After everyone in the sample had been grouped into each of HCC, ADG and ACG categories using the DCG and ACG software, we estimated multiple regression models on part of the sample. In the models the dependent variable is total payments for inpatient and outpatient treatment in 1995. Total payments were based on submitted claims, including both the portion of costs paid for by the health plan and the portion paid for by the individual (e.g., cost-sharing and deductibles). Total payments excluded pharmaceutical expenditures because pharmacy data were not available for all observations.
The estimated coefficients from these models are then applied to each person in the sample to predict their future costs relative to a base average expenditures. In effect, this applies relative weights across the groups. The four regression models used to predict expenditures included the following independent variables:
- Baseline: age, sex, hospital wage index
- Baseline+HCC: age, sex, hospital wage index, HCCs
- Baseline+ACG: age, sex, hospital wage index, ACGs
- Baseline+ADG: age, sex, hospital wage index, ADGs
We also predicted expenditures by a fifth method, termed HCC-SW (for HCC-Supplied Weights). These weights are provided with the DCG software and reflect a regression model performed by the authors of the DCG system. Our method for using them is described below.
The unit of observation in each model was the individual. Each variable was defined over the course of a year based on an individual's claims and enrollment data. The models were estimated on people who were continuously enrolled for two years, 1994 and 1995.
The independent variables in the first model were the person's age and sex, and the hospital area wage index for the patient's locale. The hospital wage index was created by the Health Care Financing Administration to measure hospital labor costs. Each MSA (metropolitan statistical area) in the country is assigned a hospital wage index. Areas outside an MSA are assigned a state wage index. Because labor expenditures make up the majority of hospital expenditures and hospital expenditures make up a large portion of total expenditures, the hospital wage index is often used to control for differences in the price of health care across different areas of the country.
The independent variables in the second model were the person's age, sex, hospital wage index, and HCC. The HCCs are entered as binary variables in the model (excluding one reference HCC). The third model consisted of the person's age, sex, hospital wage index, and ACG. As with the HCC model, the ACGs entered the model as binary variables. The fourth model included the person's age, sex, hospital wage index, and binary indicators for the ADG categories.
We estimated the models through an iterative method. We first drew a random 70 percent sample and used it to estimate weights for the independent variables. These weights were used to predict total expenditures for the remaining 30 percent of people. Because predictive accuracy can vary across random samples, we estimated each model 50 times, each time drawing a different 70 percent random sample. This yielded 50 estimates of total expenditures for each person using the remaining 30 percent sample. The predicted expenditures we report are the averages of the 50 predictions.

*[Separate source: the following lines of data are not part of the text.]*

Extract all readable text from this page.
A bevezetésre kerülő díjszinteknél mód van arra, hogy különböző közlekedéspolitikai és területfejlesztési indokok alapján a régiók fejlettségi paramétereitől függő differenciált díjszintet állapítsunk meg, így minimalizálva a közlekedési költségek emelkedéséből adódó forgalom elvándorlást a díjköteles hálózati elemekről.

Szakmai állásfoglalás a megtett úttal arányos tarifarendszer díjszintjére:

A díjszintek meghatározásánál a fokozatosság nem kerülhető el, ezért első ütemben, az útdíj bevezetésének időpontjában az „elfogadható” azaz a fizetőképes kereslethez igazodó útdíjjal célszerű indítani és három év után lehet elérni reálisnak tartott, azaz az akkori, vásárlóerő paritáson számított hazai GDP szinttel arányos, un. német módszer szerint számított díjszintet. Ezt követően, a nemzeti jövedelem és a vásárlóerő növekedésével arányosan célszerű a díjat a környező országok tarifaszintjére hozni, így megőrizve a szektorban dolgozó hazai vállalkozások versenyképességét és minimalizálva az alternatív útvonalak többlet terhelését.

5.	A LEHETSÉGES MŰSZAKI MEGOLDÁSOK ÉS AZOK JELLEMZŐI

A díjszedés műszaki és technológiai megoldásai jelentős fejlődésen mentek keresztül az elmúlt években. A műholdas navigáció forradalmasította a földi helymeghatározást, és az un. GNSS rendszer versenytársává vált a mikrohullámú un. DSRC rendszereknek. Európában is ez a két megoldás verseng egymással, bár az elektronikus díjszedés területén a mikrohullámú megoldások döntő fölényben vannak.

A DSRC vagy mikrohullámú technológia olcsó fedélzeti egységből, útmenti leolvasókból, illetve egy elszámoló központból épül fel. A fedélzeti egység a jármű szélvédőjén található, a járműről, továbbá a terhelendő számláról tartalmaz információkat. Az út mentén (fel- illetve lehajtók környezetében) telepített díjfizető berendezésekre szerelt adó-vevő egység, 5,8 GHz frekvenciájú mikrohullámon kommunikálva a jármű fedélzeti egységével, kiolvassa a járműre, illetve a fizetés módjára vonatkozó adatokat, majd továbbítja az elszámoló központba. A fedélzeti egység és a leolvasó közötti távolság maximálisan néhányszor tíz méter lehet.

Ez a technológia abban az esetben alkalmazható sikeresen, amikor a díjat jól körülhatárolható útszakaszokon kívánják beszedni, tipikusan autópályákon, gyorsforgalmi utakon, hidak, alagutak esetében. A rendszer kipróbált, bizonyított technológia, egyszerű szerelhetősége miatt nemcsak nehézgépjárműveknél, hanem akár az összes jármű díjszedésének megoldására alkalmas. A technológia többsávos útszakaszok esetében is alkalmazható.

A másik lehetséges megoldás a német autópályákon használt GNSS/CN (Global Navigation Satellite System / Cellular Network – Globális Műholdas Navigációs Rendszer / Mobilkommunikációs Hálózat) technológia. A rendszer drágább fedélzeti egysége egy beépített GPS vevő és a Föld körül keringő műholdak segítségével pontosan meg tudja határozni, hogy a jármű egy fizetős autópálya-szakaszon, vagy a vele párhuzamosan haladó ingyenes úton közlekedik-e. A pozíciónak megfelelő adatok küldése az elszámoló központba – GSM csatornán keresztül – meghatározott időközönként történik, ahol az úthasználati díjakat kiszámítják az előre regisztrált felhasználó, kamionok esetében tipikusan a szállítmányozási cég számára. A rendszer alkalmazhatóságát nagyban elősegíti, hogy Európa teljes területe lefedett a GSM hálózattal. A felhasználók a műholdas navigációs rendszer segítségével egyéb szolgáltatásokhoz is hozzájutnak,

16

The models were estimated using ordinary least squares (OLS) regression, a linear model. Although, the average annual total expenditures are highly skewed by the presence of very high expenditures for a few cases, OLS is quite robust to asymmetric and highly skewed errors. Second, we expected that in our sample of people with chronic conditions, few individuals would have zero values for health care expenditures in the following year. Third, the most common nonlinear alternatives to OLS (such as the two-part model of Duan (1983)) have been found to be sensitive to the transformation problem. In these models the dependent variable is not expenditures but rather a nonlinear transformation of expenditures such as the natural logarithm or the square root. The factor used to convert the transformed expenditure estimates back to dollars may depend on the levels of the independent variables, a complicated problem that many researchers have ignored (Mullahy, 1998; Manning, 1998). Finally, we chose the linear model over common nonlinear models because we anticipate that this approach will be most widely used due to its relative ease of implementation.
In addition to estimating new risk-adjustment weights, in the fifth model we tested the predictive ability of the HCC weights which accompany the DCG software. We did this by normalizing the weights to have a mean value of 1.0 across our sample and then multiplying the weight for each condition by the average expenditures for all people in the plan having that condition. For example, suppose the normalized weight for rheumatoid arthritis is 1.5. This would indicate that people with arthritis are expected to have expenditures 50 percent higher than the average person in the population. We then compared the resulting predicted expenditures for each condition against the actual expenditures.
To measure how well the models predict for individuals with potentially disabling chronic conditions, we calculated the average predicted costs for the 30 percent samples of people with chronic conditions and compared the predictions to the actual costs. We also simulated how much money the plans would have lost or gained by providing care to people with various chronic and potentially disabling conditions under various systems. We did this by subtracting the mean predicted expenditures from the mean actual expenditures across the sample and then multiplied the difference by the number of people in the selected plans.